I was thinking that the room treatments result in a "dead" room? Meaning less reflective...
Guessing this is a relative term? If that's the case, how does one gauge just where your room is in the spectrum of live vs dead? Thanks...PK
https://www.sfu.ca/sonic-studio-webdav/handbook/Dead_Room.html
PK, first off, I am not as advanced as others, but being you asked.
When I built my room, I was told by someone that I should carpet the floor complete, hide my gear in a designated space, treat walls & ceiling with panels, cover my window with panels, so the end result is chair and speakers. This would be a dead room?
Well, that is not the kind of person I am, so I termed my room a live room.

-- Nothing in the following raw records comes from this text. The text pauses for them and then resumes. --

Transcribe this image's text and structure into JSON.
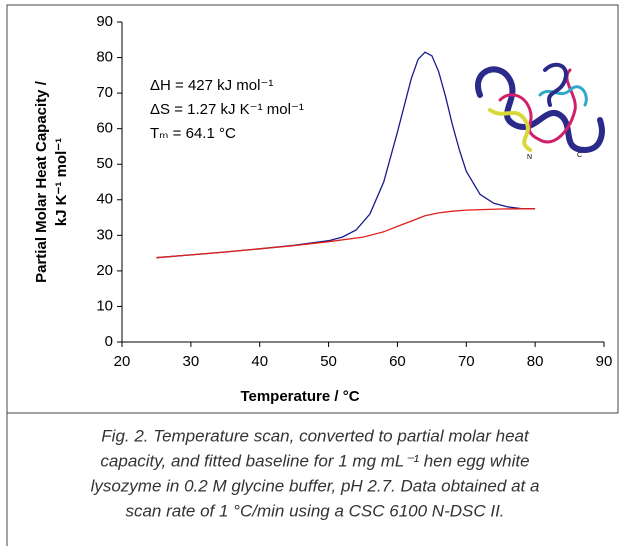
{
  "chart_data": {
    "type": "line",
    "xlabel": "Temperature / °C",
    "ylabel": [
      "Partial Molar Heat Capacity /",
      "kJ K⁻¹ mol⁻¹"
    ],
    "xlim": [
      20,
      90
    ],
    "xticks": [
      20,
      30,
      40,
      50,
      60,
      70,
      80,
      90
    ],
    "ylim": [
      0,
      90
    ],
    "yticks": [
      0,
      10,
      20,
      30,
      40,
      50,
      60,
      70,
      80,
      90
    ],
    "grid": false,
    "series": [
      {
        "color": "#1a1a8c",
        "x": [
          25,
          30,
          35,
          40,
          45,
          50,
          52,
          54,
          56,
          58,
          60,
          62,
          63,
          64,
          65,
          66,
          67,
          68,
          69,
          70,
          72,
          74,
          76,
          78,
          80
        ],
        "values": [
          23.7,
          24.5,
          25.3,
          26.2,
          27.2,
          28.5,
          29.5,
          31.5,
          36,
          45,
          59,
          74,
          79.5,
          81.5,
          80.5,
          76,
          69,
          61,
          54,
          48,
          41.5,
          39,
          38,
          37.5,
          37.5
        ]
      },
      {
        "color": "#e0201a",
        "x": [
          25,
          30,
          35,
          40,
          45,
          50,
          55,
          58,
          60,
          62,
          64,
          66,
          68,
          70,
          75,
          80
        ],
        "values": [
          23.7,
          24.5,
          25.3,
          26.2,
          27.1,
          28.2,
          29.5,
          31,
          32.5,
          34,
          35.5,
          36.3,
          36.8,
          37.1,
          37.4,
          37.5
        ]
      }
    ],
    "annotations": [
      "ΔH = 427 kJ mol⁻¹",
      "ΔS = 1.27 kJ K⁻¹ mol⁻¹",
      "Tₘ = 64.1 °C"
    ],
    "protein_labels": [
      "N",
      "C"
    ],
    "caption": [
      "Fig. 2. Temperature scan, converted to partial molar heat",
      "capacity, and fitted baseline for 1 mg mL⁻¹ hen egg white",
      "lysozyme in 0.2 M glycine buffer, pH 2.7. Data obtained at a",
      "scan rate of 1 °C/min using a CSC 6100 N-DSC II."
    ]
  }
}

After hardwood floors where in I put area carpet exposing 3' of hardwood all 4 sides.
I like looking at my rig, so my 3 audio racks, TV on wall and equipment are reflective.
I would never block my window, but do have shades with soft see through linen curtain, not entirely but a weak link in the 4 walls, some might say reflective.
Added two corner bass traps at front, 5 acoustic absorbers side walls, and 4 diffusers back wall.
So, this is why I use the term Live, because I still have reflective surfaces, but is treated just right for ME.
I was told It might be a good idea to add an acoustic panel on ceiling, I have not done that.
I have 3 subs 2 LFE subs diagonally across from each other, corner to corner, and 1 sub that is not LFE connected but speakon cable only directly to center channel speaker at terminals. So my bass nulls in the room are pretty much avoided.
I call this a Live Room?
I really like the way it sounds, we all have to do the best we can with what we have and whatever we do I think it also needs to match our personality, whats good for one is not necessarily the same for others.